2. Is the company Native-owned?
There aren’t yet a lot of Native-owned companies that you can buy products from, because there just isn’t a lot of start up capital or business capacity in our communities. So it’s especially important to support Native peoples that still managed to pursue success through entrepreneurship. The more you support Native-owned businesses, the more business knowledge cycles back into our communities and fosters sustainable, self-determined models for Native artists creating arts-based businesses. If you’re not sure, don’t be afraid to ask!
3. Is the artist being fairly and equitably compensated?
When a Native artist licenses artwork to a company, they’re signing off on more than just their artwork. They are also granting permission for the company to tell their personal story and align with their tribe. With these greater stakes in mind, it’s especially important to be aware of that fact that not all licensing arrangements are equal.

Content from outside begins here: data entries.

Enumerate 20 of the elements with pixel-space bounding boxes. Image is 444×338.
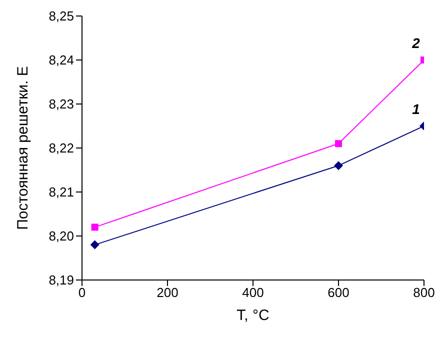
y-tick-label: 8,21 <box>48 184 74 200</box>
y-tick-label: 8,25 <box>48 8 74 24</box>
x-tick-label: 400 <box>242 285 264 300</box>
x-tick-label: 0 <box>78 285 86 300</box>
y-tick-label: 8,22 <box>48 140 74 156</box>
y-tick-label: 8,24 <box>48 52 74 68</box>
y-tick-label: 8,20 <box>48 228 74 244</box>
x-tick-label: 800 <box>413 285 435 300</box>
x-tick-label: 600 <box>328 285 350 300</box>
y-axis-title: Постоянная решетки. Е <box>14 66 32 230</box>
point <box>334 161 343 170</box>
point <box>335 140 342 148</box>
y-tick-label: 8,23 <box>48 96 74 112</box>
point <box>91 224 98 231</box>
point <box>90 240 100 250</box>
x-tick-label: 200 <box>156 285 178 300</box>
series-label: 2 <box>411 35 420 51</box>
y-tick-label: 8,19 <box>48 272 74 288</box>
x-axis-title: T, °C <box>236 307 270 324</box>
series-label: 1 <box>412 101 420 117</box>
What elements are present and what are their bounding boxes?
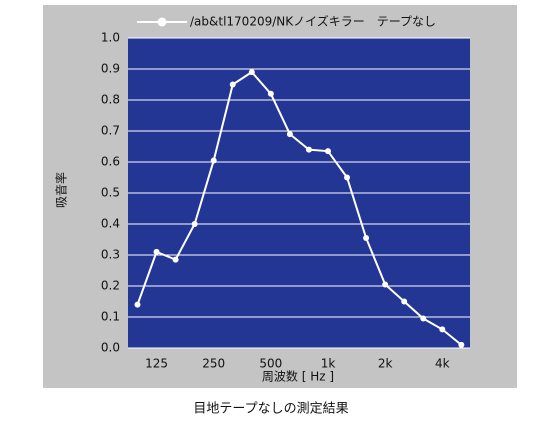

Although agreements will vary widely based upon the stature of the artist and the size of the company, they generally include a combination of an upfront fee, and royalties based on sales and product exchanges. However, you will hear of arrangements that vary as widely as companies deliberately seeking out artists who do not have a voice, and purchasing the rights to artwork in perpetuity for $200 — to arrangements like Eighth Generation’s Inspired Natives Project, where artists receive an upfront fee, royalties, access to product, and invaluable capacity building. There’s no one right model, but remember that it’s OK to ask. They may tell you it’s confidential, but the way they handle an inquiry says a lot about their values.
With the information you acquire from asking these 3 questions, you’ll be able to make an informed decision about whether to buy. Regardless of which way you decide to go, we remind you that resources used to buy appropriated artwork leads to more appropriation. More appropriation leads to a further decrease in the already limited opportunity for cultural artists and Native-owned businesses.
By Louie Gong
Louie Gong (M.Ed) is the Founder of 8th Generation and is an artist, educator and public speaker who was raised by his grandparents in the Nooksack tribal community. Although he is best known for his highly sought after, hand-drawn custom shoes, Louie has received international recognition for a body of work that – like his mixed heritage (Nooksack/Chinese/French/Scottish) – defies categorization.
A former Child and Family Therapist, Louie started addressing racial and cultural identity professionally in 2001. He went on to become President of MAVIN, a national non-profit that raises awareness about mixed race people and families. His commentary on race and cultural identity has been featured, in MSNBC.com, The New York Times, NBC Nightly News and BBC. He continues to serve on the Advisory Board of MAVIN and Mixed in Canada.